18 October 2023

TRU Statement on Academic Freedom and Anti-Colonialism

The Technoscience Research Unit (TRU) affirms the rights of students, colleagues, and community members to freely speak and analyze current and past events in Palestine and Israel, drawing from their own expertise and experience with colonialism, racism, displacement, and war.

We do so as an Indigenous-led space in the university, which centers  the relationships between colonialism, science, and Indigenous self-determination towards justice. We further do so as a place dedicated to bringing community researchers and academics together in collaboration. The TRU’s Indigenous Environmental Data Justice lab is itself inspired by and through the support of Palestinian artists, technologists, and scholars at Visualizing Palestine who taught us how to use data to visually represent colonial violence. 

TRU’s research work and practices emphasize the building of solidarities across uneven geometries of injustice.

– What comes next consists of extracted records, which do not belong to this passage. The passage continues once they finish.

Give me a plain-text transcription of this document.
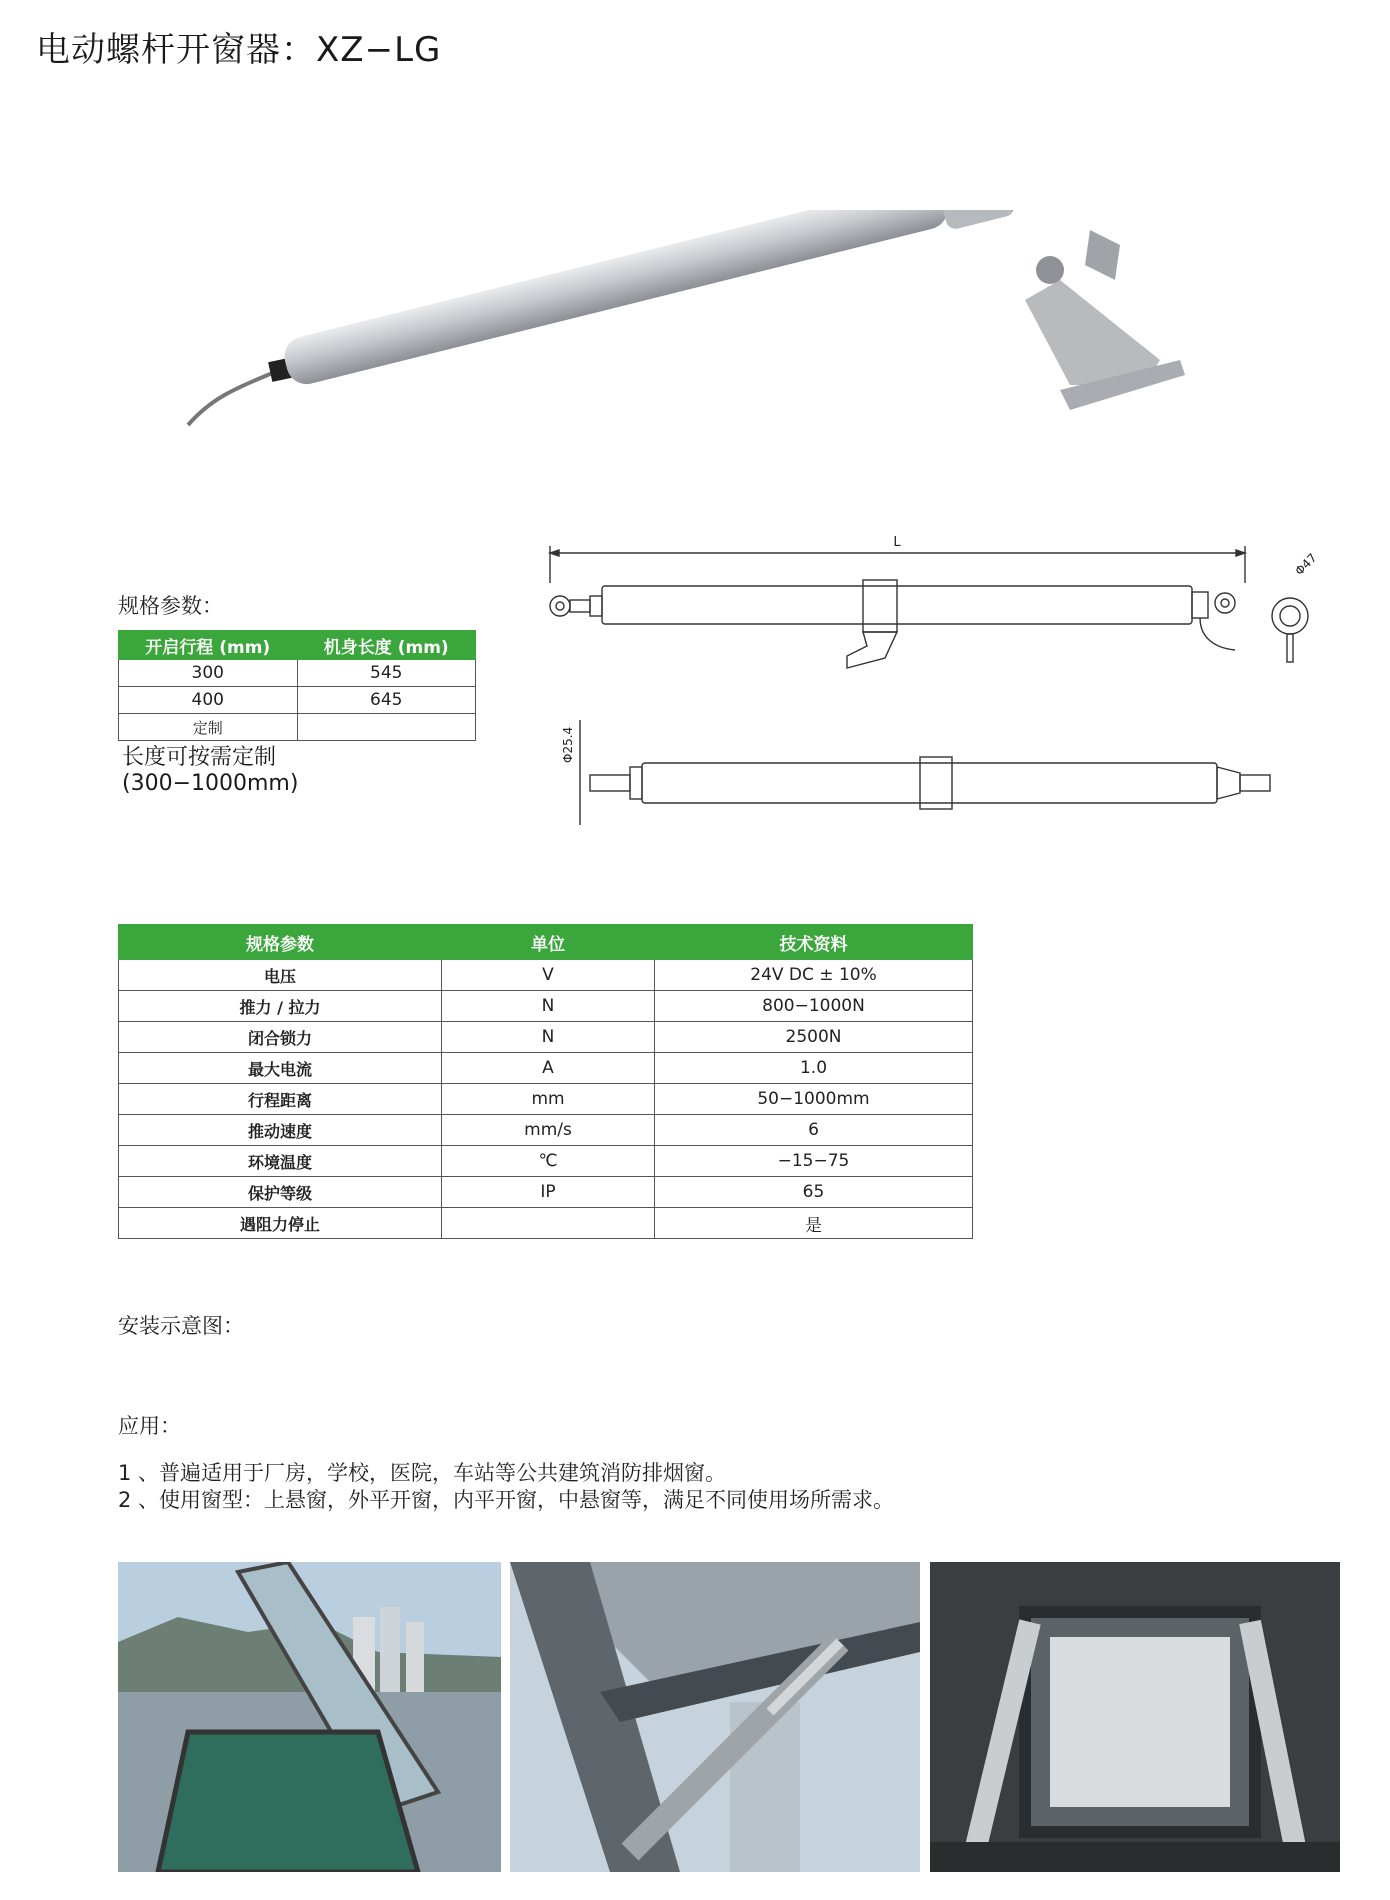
电动螺杆开窗器：XZ−LG
规格参数：
开启行程 (mm)	机身长度 (mm)
300	545
400	645
定制	
长度可按需定制
(300−1000mm)
L
Φ47
Φ25.4
规格参数	单位	技术资料
电压	V	24V DC ± 10%
推力 / 拉力	N	800−1000N
闭合锁力	N	2500N
最大电流	A	1.0
行程距离	mm	50−1000mm
推动速度	mm/s	6
环境温度	℃	−15−75
保护等级	IP	65
遇阻力停止		是
安装示意图：
应用：
1 、普遍适用于厂房，学校，医院，车站等公共建筑消防排烟窗。
2 、使用窗型：上悬窗，外平开窗，内平开窗，中悬窗等，满足不同使用场所需求。
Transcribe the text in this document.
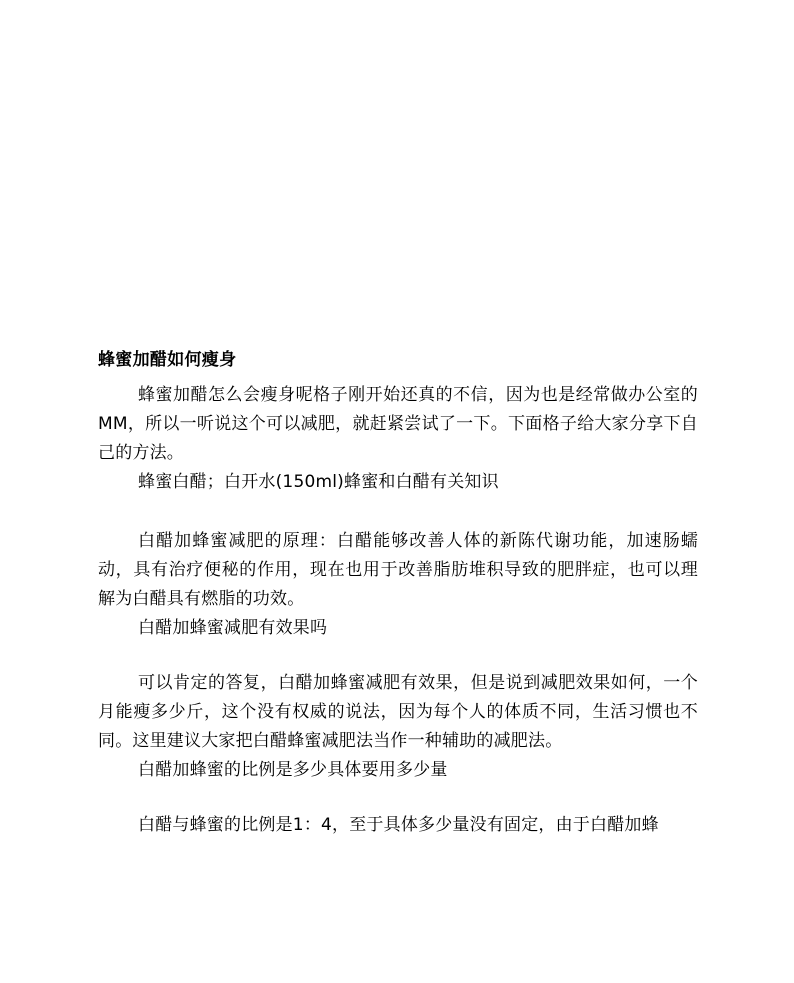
蜂蜜加醋如何瘦身

蜂蜜加醋怎么会瘦身呢格子刚开始还真的不信，因为也是经常做办公室的MM，所以一听说这个可以减肥，就赶紧尝试了一下。下面格子给大家分享下自己的方法。

蜂蜜白醋；白开水(150ml)蜂蜜和白醋有关知识

白醋加蜂蜜减肥的原理：白醋能够改善人体的新陈代谢功能，加速肠蠕动，具有治疗便秘的作用，现在也用于改善脂肪堆积导致的肥胖症，也可以理解为白醋具有燃脂的功效。

白醋加蜂蜜减肥有效果吗

可以肯定的答复，白醋加蜂蜜减肥有效果，但是说到减肥效果如何，一个月能瘦多少斤，这个没有权威的说法，因为每个人的体质不同，生活习惯也不同。这里建议大家把白醋蜂蜜减肥法当作一种辅助的减肥法。

白醋加蜂蜜的比例是多少具体要用多少量

白醋与蜂蜜的比例是1：4，至于具体多少量没有固定，由于白醋加蜂
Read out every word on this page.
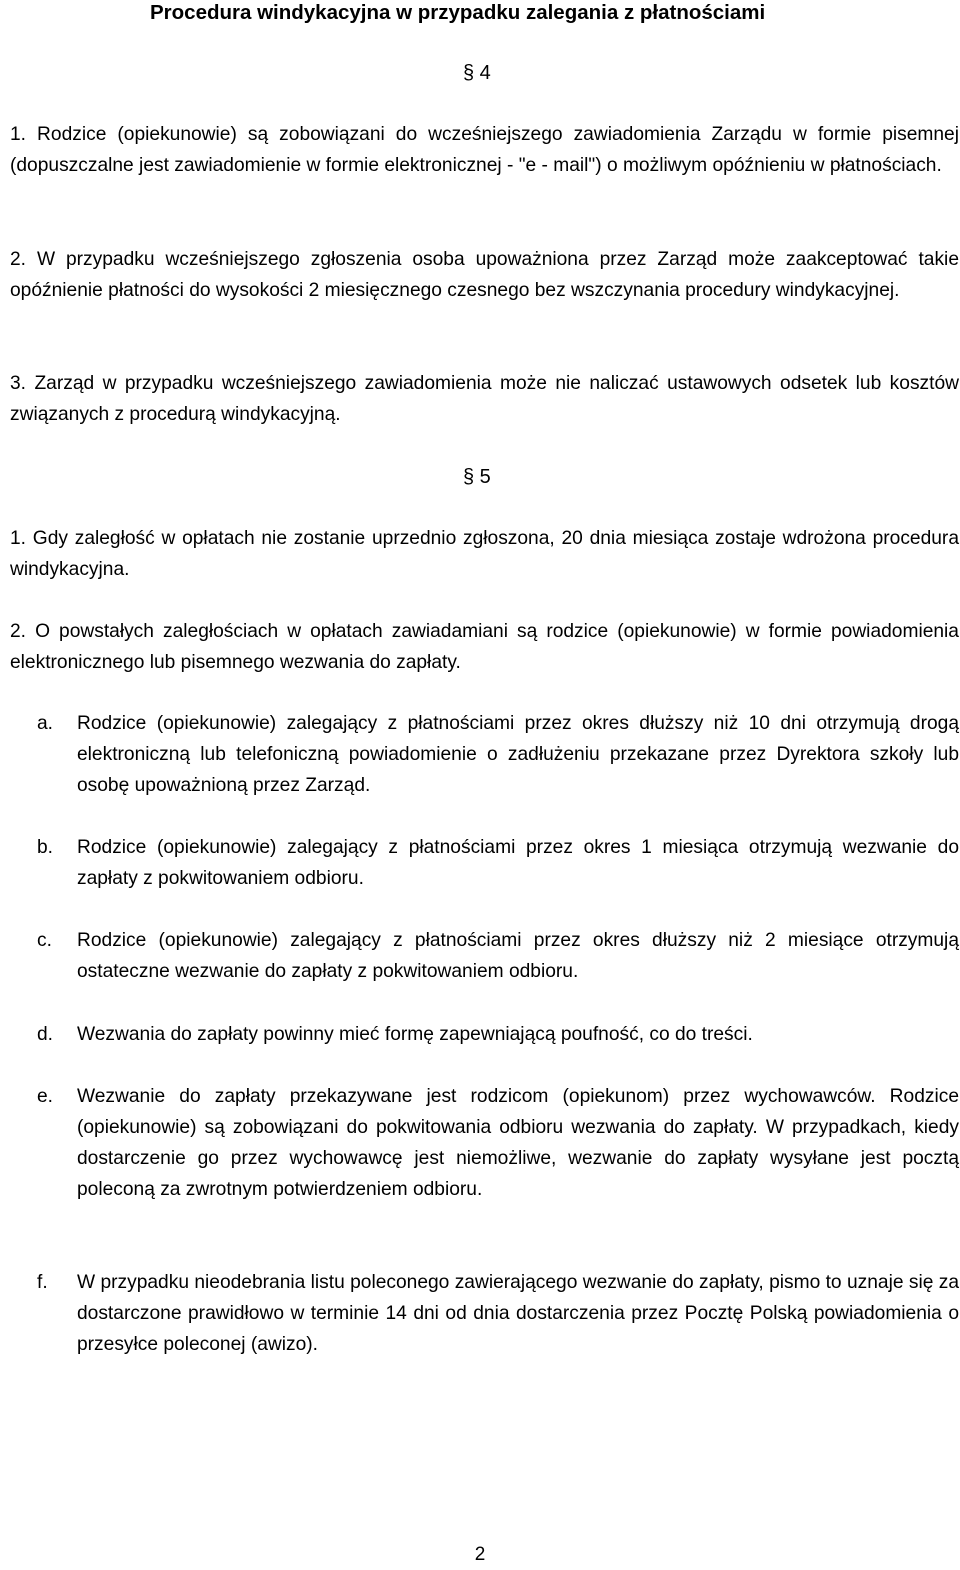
Procedura windykacyjna w przypadku zalegania z płatnościami
§ 4
1. Rodzice (opiekunowie) są zobowiązani do wcześniejszego zawiadomienia Zarządu w formie pisemnej (dopuszczalne jest zawiadomienie w formie elektronicznej - "e - mail") o możliwym opóźnieniu w płatnościach.
2. W przypadku wcześniejszego zgłoszenia osoba upoważniona przez Zarząd może zaakceptować takie opóźnienie płatności do wysokości 2 miesięcznego czesnego bez wszczynania procedury windykacyjnej.
3. Zarząd w przypadku wcześniejszego zawiadomienia może nie naliczać ustawowych odsetek lub kosztów związanych z procedurą windykacyjną.
§ 5
1. Gdy zaległość w opłatach nie zostanie uprzednio zgłoszona, 20 dnia miesiąca zostaje wdrożona procedura windykacyjna.
2. O powstałych zaległościach w opłatach zawiadamiani są rodzice (opiekunowie) w formie powiadomienia elektronicznego lub pisemnego wezwania do zapłaty.
a.	Rodzice (opiekunowie) zalegający z płatnościami przez okres dłuższy niż 10 dni otrzymują drogą elektroniczną lub telefoniczną powiadomienie o zadłużeniu przekazane przez Dyrektora szkoły lub osobę upoważnioną przez Zarząd.
b.	Rodzice (opiekunowie) zalegający z płatnościami przez okres 1 miesiąca otrzymują wezwanie do zapłaty z pokwitowaniem odbioru.
c.	Rodzice (opiekunowie) zalegający z płatnościami przez okres dłuższy niż 2 miesiące otrzymują ostateczne wezwanie do zapłaty z pokwitowaniem odbioru.
d.	Wezwania do zapłaty powinny mieć formę zapewniającą poufność, co do treści.
e.	Wezwanie do zapłaty przekazywane jest rodzicom (opiekunom) przez wychowawców. Rodzice (opiekunowie) są zobowiązani do pokwitowania odbioru wezwania do zapłaty. W przypadkach, kiedy dostarczenie go przez wychowawcę jest niemożliwe, wezwanie do zapłaty wysyłane jest pocztą poleconą za zwrotnym potwierdzeniem odbioru.
f.	W przypadku nieodebrania listu poleconego zawierającego wezwanie do zapłaty, pismo to uznaje się za dostarczone prawidłowo w terminie 14 dni od dnia dostarczenia przez Pocztę Polską powiadomienia o przesyłce poleconej (awizo).
2
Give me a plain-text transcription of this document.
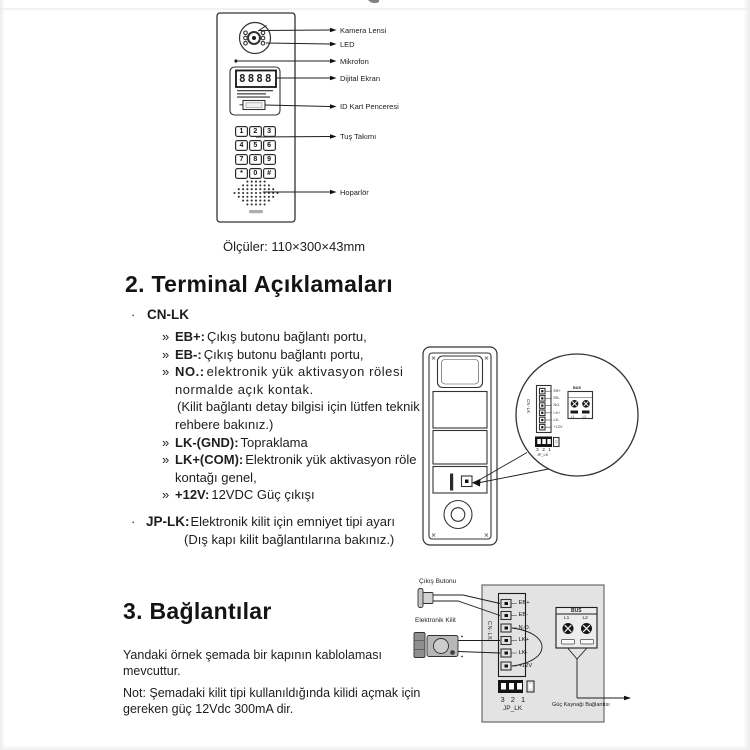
8888
1	2	3
4	5	6
7	8	9
*	0	#
Kamera Lensi
LED
Mikrofon
Dijital Ekran
ID Kart Penceresi
Tuş Takımı
Hoparlör
Ölçüler: 110×300×43mm
2. Terminal Açıklamaları
· CN-LK
» EB+: Çıkış butonu bağlantı portu,
» EB-: Çıkış butonu bağlantı portu,
» NO.: elektronik yük aktivasyon rölesi normalde açık kontak.
(Kilit bağlantı detay bilgisi için lütfen teknik rehbere bakınız.)
» LK-(GND): Topraklama
» LK+(COM): Elektronik yük aktivasyon röle kontağı genel,
» +12V: 12VDC Güç çıkışı
· JP-LK:Elektronik kilit için emniyet tipi ayarı
(Dış kapı kilit bağlantılarına bakınız.)
CN-LK
EB+
EB-
NO.
LK+
LK-
+12V
BUS
L1 L2
3 2 1
JP_LK
3. Bağlantılar
Yandaki örnek şemada bir kapının kablolaması
mevcuttur.
Not: Şemadaki kilit tipi kullanıldığında kilidi açmak için
gereken güç 12Vdc 300mA dir.
Çıkış Butonu
Elektronik Kilit
CN-LK
EB+
EB-
N.O.
LK+
LK-
+12V
BUS
L1	L2
3 2 1
JP_LK	Güç Kaynağı Bağlantısı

Our solidarity work is guided by our own tapwe (truth in Michif), our positionalities, Indigenous values, and Anishinaabe Seven Grandfather Teachings, including gwekwaadziwin (honesty), aakwa’ode’ewin (bravery), mnaadendimowin (respect), and zaagidwin (love). In working collaboratively, we have learned more about our responsibilities to think seven generations into the future. These are the legal pillars that inform us on our position.

We  oppose genocide, ethnic cleansing, racism, and colonialism in all its forms.

Hence, the TRU unequivocally affirms our solidarity with Palestinian people within Palestine and the global diaspora in their ongoing resistance against settler colonialism and apartheid.